There's an island where the ocean folds into so many shades of blue, you'll give up trying to identify them. Where the jungle blankets jagged mountains that begin where the deserted beaches end. And that sand? It's so powdery that calling it sugar-like is an affront to its softness. This paradise is none other than Oahu, Hawaii; aka one of the most visited islands on the planet.
If you're looking to uncover hidden gems in a very discovered place, to be the only one on the exquisite beaches and to eat the best food — no matter where you have to go to get it — this is the Oahu travel guide for you.
Where to Stay
Leave the crowds in Waikiki and consider renting a place in a smaller beach town. On the windward (east) side of the island, Ka′a'awa (population 1,379, as of the last census) or the bigger Kailua (population 38,635) are both beautiful, lower-key options.
The Ka'a'awa Valley on this side of the island looks so remote and tropical that it has served as a filming location for Lost, Jurassic Park and Godzilla. And yet it's just a 40-minute drive from the throngs in Honolulu.
Everything is bigger on the North Shore — the waves, the scenery, the beaches. Everything that is, except for the crowds. Check out Mokule'ia Beach Park, a long enough stretch of sand that you may not run into anyone else. Depending on the time of year, the waves can get huge, so unless you know what you're doing on a surf board, it's best to stick to the sidelines.
On the leeward (west) side of the island, Keawaula Beach, with its jagged green mountain backdrop, may be the most beautiful — and secluded —in all of Oahu. Take the Farrington Highway until you find a pull-off just before the road ends at Ka'ena Point. Keawaula is the northernmost beach on the west shore, and thanks to a lack of development, you could very well have this stunning strand all to yourself.
In the Water
While 3,000 strangers are swimming into each other while snorkeling in Hanauma Bay (seriously, it averages 3,000 people per day), you can be snorkeling with dolphins along the Wai'anae Coast. Most visitors to Oahu never come to the leeward side of the island, as it's much less populated and the road doesn't go all the way around. Once you see the unspoiled beauty of this side, though, you will be very grateful that most people stay away.
Eō Wai'anae Tours promises dolphins on their catamaran snorkel excursions, and, sure enough, you really will be swimming with a pod of wild dolphins, which call this side of the island home. Just try not to swim into a family of Flippers while lost in awe of their cuteness.
Take a Hike
The road heading up the leeward side of Oahu dead-ends at the Ka'ena Point Trail. Hike along the rocky coast to the western tip of the island, where you'll join the Hawaiian seabirds and endangered monk seals. This out-and-back 4.8-mile hike gets incredibly hot and dry, so bring lots of water and sunscreen.

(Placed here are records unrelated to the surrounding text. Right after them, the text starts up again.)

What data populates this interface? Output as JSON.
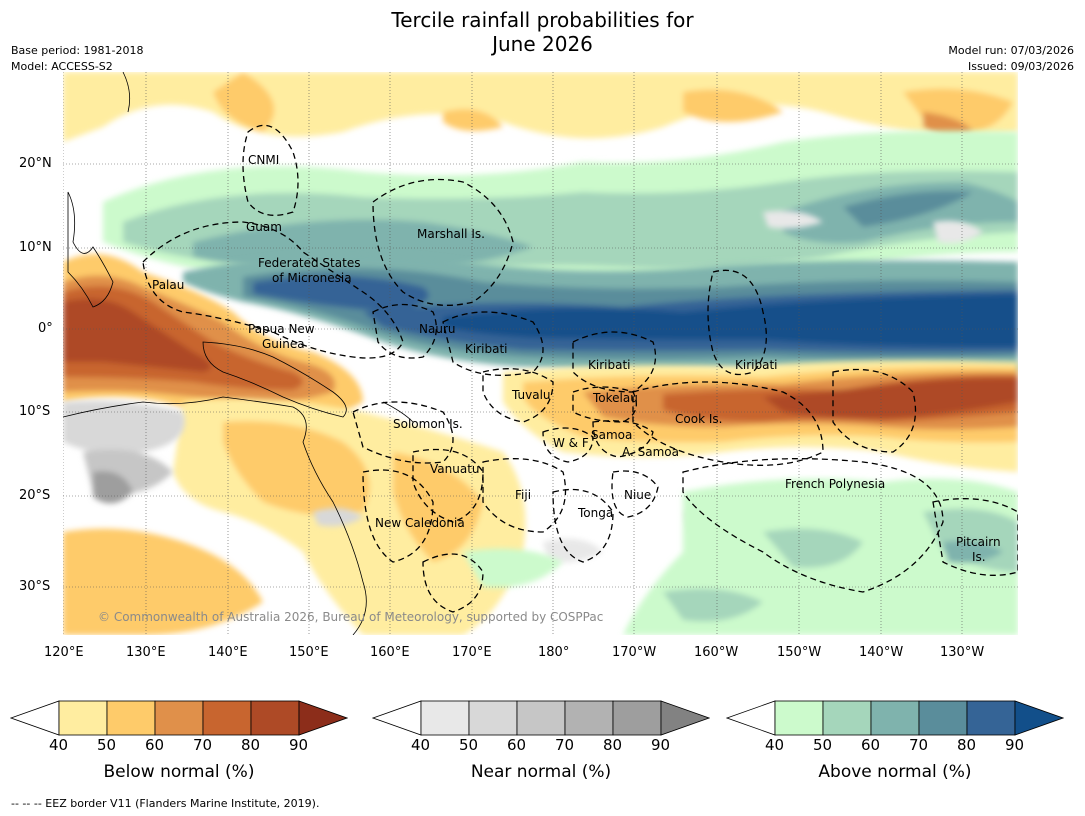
{
  "title_line1": "Tercile rainfall probabilities for",
  "title_line2": "June 2026",
  "base_period": "Base period: 1981-2018",
  "model": "Model: ACCESS-S2",
  "model_run": "Model run: 07/03/2026",
  "issued": "Issued: 09/03/2026",
  "lon_labels": [
    "120°E",
    "130°E",
    "140°E",
    "150°E",
    "160°E",
    "170°E",
    "180°",
    "170°W",
    "160°W",
    "150°W",
    "140°W",
    "130°W"
  ],
  "lat_labels": [
    "20°N",
    "10°N",
    "0°",
    "10°S",
    "20°S",
    "30°S"
  ],
  "regions": {
    "cnmi": "CNMI",
    "guam": "Guam",
    "marshall": "Marshall Is.",
    "fsm1": "Federated States",
    "fsm2": "of Micronesia",
    "palau": "Palau",
    "png1": "Papua New",
    "png2": "Guinea",
    "nauru": "Nauru",
    "kiribati_w": "Kiribati",
    "kiribati_c": "Kiribati",
    "kiribati_e": "Kiribati",
    "tuvalu": "Tuvalu",
    "tokelau": "Tokelau",
    "solomon": "Solomon Is.",
    "cook": "Cook Is.",
    "samoa": "Samoa",
    "wf": "W & F",
    "asamoa": "A. Samoa",
    "vanuatu": "Vanuatu",
    "fiji": "Fiji",
    "niue": "Niue",
    "frenchpoly": "French Polynesia",
    "tonga": "Tonga",
    "newcal": "New Caledonia",
    "pitcairn1": "Pitcairn",
    "pitcairn2": "Is."
  },
  "copyright": "© Commonwealth of Australia 2026, Bureau of Meteorology, supported by COSPPac",
  "colorbars": [
    {
      "label": "Below normal (%)",
      "ticks": [
        "40",
        "50",
        "60",
        "70",
        "80",
        "90"
      ],
      "colors": [
        "#ffeda0",
        "#fecb6a",
        "#e0904a",
        "#c8652f",
        "#ae4a26",
        "#8c2d1a"
      ]
    },
    {
      "label": "Near normal (%)",
      "ticks": [
        "40",
        "50",
        "60",
        "70",
        "80",
        "90"
      ],
      "colors": [
        "#e8e8e8",
        "#d8d8d8",
        "#c6c6c6",
        "#b2b2b2",
        "#9e9e9e",
        "#828282"
      ]
    },
    {
      "label": "Above normal (%)",
      "ticks": [
        "40",
        "50",
        "60",
        "70",
        "80",
        "90"
      ],
      "colors": [
        "#ccfacc",
        "#a5d6bb",
        "#7fb3ad",
        "#5a8d9b",
        "#356496",
        "#124f8a"
      ]
    }
  ],
  "footnote": "--  --  -- EEZ border V11 (Flanders Marine Institute, 2019).",
  "colors": {
    "below": "#ae4a26",
    "above": "#124f8a",
    "near": "#c6c6c6"
  }
}
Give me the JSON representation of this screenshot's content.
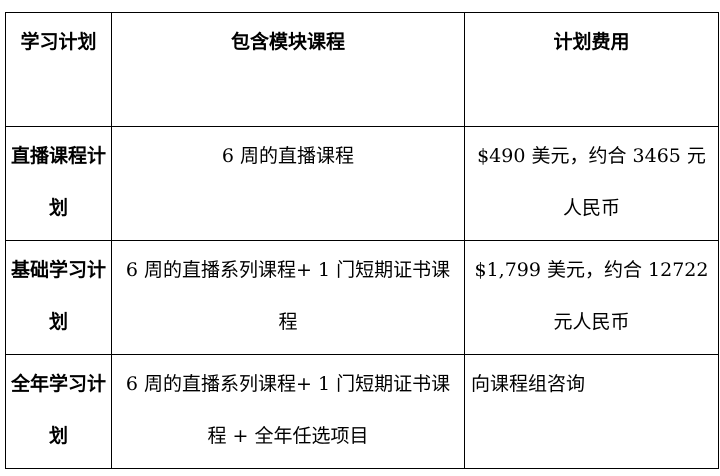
{
  "table": {
    "headers": [
      "学习计划",
      "包含模块课程",
      "计划费用"
    ],
    "rows": [
      {
        "plan": "直播课程计划",
        "modules": "6 周的直播课程",
        "cost": "$490 美元，约合 3465 元人民币"
      },
      {
        "plan": "基础学习计划",
        "modules": "6 周的直播系列课程+ 1 门短期证书课程",
        "cost": "$1,799 美元，约合 12722 元人民币"
      },
      {
        "plan": "全年学习计划",
        "modules": "6 周的直播系列课程+ 1 门短期证书课程 + 全年任选项目",
        "cost": "向课程组咨询"
      }
    ]
  }
}
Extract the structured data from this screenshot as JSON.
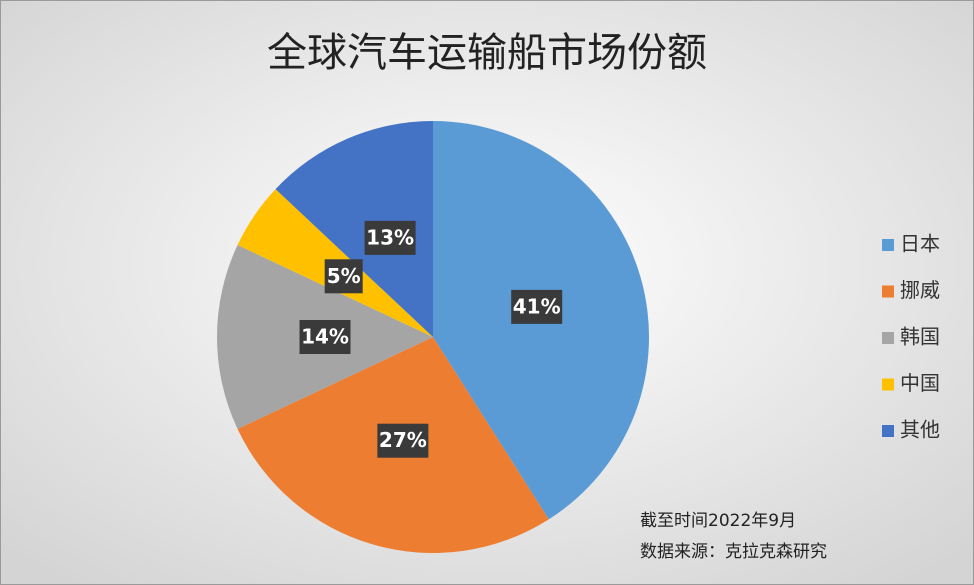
{
  "chart_data": {
    "type": "pie",
    "title": "全球汽车运输船市场份额",
    "categories": [
      "日本",
      "挪威",
      "韩国",
      "中国",
      "其他"
    ],
    "values": [
      41,
      27,
      14,
      5,
      13
    ],
    "value_labels": [
      "41%",
      "27%",
      "14%",
      "5%",
      "13%"
    ],
    "colors": [
      "#5b9bd5",
      "#ed7d31",
      "#a5a5a5",
      "#ffc000",
      "#4472c4"
    ],
    "legend": "right",
    "notes": [
      "截至时间2022年9月",
      "数据来源：克拉克森研究"
    ]
  }
}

For lusher scenery, try the 8-mile Koloa Gulch waterfall hike (not far from Laie on the windward side). Wander through the Hau'ula Valley, cross streams (you'll definitely get wet!) and scamper over wet boulders before arriving at a gorgeous, 100-foot waterfall. Take a dive in the freshwater pool because, well, you just hiked to a Hawaiian waterfall and that's what to do after hiking to a Hawaiian waterfall.
You can't go to the North Shore without hitting one of its exemplary shrimp trucks. Feasting on spiced crustaceans served out of trucks is as much a part of Hawaiian surf culture as riding the waves. The best is the turquoise Aloha Shrimp truck, which you'll find parked next to a convenience store in Hau'ula. The spicy lemon garlic flavor is crave-worthy.
The best poke on the island is served out of a tiny strip mall joint in Wai'anae. Aloha Poke (yes, another "Aloha" restaurant; they don't call it the Aloha State for nothing) knows its cubed, marinated raw fish, and the spicy and ginger shoyu varieties are awesome.
Even if you're looking to dodge the crowds and stay out of the city, Palace Saimin is worth the trip into Honolulu. This local's favorite has been simmering saimin — think Hawaii's version of ramen — since 1946. Bonus: a large bowl will only set you back $5.